Environmental Policy News

Many Salmon are Mislabeled as Wild

An Oceana study has revealed widespread mislabeling of America’s favorite fish – salmon. Oceana collected 82 salmon samples from restaurants and grocery stores and found that 43% were mislabeled. DNA testing confirmed that most of the mislabeling (69%) consisted of farmed Atlantic salmon being sold as wild-caught product.

 

Oceana found mislabeled salmon everywhere it tested, including 48 percent of the samples in Virginia (includes Virginia Beach, Norfolk, Newport News, Williamsburg, Richmond and Fredericksburg), 45 percent in Washington, D.C., 38 percent in Chicago, IL and 37 percent in New York, NY. Salmon samples were considered to be mislabeled if 1) they were described as being “wild,” “Alaskan” or “Pacific,” but DNA testing revealed them to be farmed Atlantic salmon; or 2) the samples were labeled as a specific type of salmon, like “Chinook,” but testing revealed them to be different species (in most cases lower-value fish).

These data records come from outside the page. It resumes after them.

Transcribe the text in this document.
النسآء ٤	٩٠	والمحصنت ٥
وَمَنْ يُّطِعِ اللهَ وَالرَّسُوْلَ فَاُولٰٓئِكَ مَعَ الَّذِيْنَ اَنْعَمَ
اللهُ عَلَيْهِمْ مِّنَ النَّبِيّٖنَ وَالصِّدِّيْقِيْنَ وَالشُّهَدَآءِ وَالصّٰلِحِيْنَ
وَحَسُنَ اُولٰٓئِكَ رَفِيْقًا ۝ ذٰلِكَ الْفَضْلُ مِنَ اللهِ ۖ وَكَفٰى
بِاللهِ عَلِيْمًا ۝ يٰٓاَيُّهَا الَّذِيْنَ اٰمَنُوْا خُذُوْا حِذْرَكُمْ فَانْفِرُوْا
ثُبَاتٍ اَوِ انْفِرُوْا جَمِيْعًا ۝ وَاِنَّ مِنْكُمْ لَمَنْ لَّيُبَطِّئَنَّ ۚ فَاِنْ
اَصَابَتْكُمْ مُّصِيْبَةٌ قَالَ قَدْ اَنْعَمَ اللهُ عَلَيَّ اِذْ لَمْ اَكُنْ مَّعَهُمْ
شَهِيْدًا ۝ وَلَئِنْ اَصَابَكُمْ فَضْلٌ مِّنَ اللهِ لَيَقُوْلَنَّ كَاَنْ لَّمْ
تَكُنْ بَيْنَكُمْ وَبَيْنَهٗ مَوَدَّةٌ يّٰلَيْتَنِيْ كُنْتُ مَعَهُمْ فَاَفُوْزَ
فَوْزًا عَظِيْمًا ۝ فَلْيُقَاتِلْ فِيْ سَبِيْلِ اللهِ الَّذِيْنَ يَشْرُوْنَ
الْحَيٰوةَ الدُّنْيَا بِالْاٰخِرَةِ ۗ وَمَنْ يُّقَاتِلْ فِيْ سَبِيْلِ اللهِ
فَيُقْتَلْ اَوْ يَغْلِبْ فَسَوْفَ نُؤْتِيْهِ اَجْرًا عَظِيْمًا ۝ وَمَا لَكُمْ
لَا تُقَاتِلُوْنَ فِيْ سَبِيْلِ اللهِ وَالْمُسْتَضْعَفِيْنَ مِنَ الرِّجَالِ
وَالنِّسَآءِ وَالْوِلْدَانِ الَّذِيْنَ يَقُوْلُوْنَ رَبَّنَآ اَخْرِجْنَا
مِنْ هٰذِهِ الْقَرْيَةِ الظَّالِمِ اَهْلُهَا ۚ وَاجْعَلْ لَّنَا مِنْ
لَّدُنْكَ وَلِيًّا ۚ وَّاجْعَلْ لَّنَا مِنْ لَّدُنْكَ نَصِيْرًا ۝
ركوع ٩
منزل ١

Oceana’s salmon samples were collected during the winter of 2013-2014, when wild salmon were out-of-season. This mislabeling rate (43 percent) differed greatly from Oceana’s nationwide survey in 2013, which found low rates (7 percent) of mislabeled salmon collected primarily in grocery stores at the peak of the 2012 commercial salmon fishing season, when wild salmon was plentiful in the market.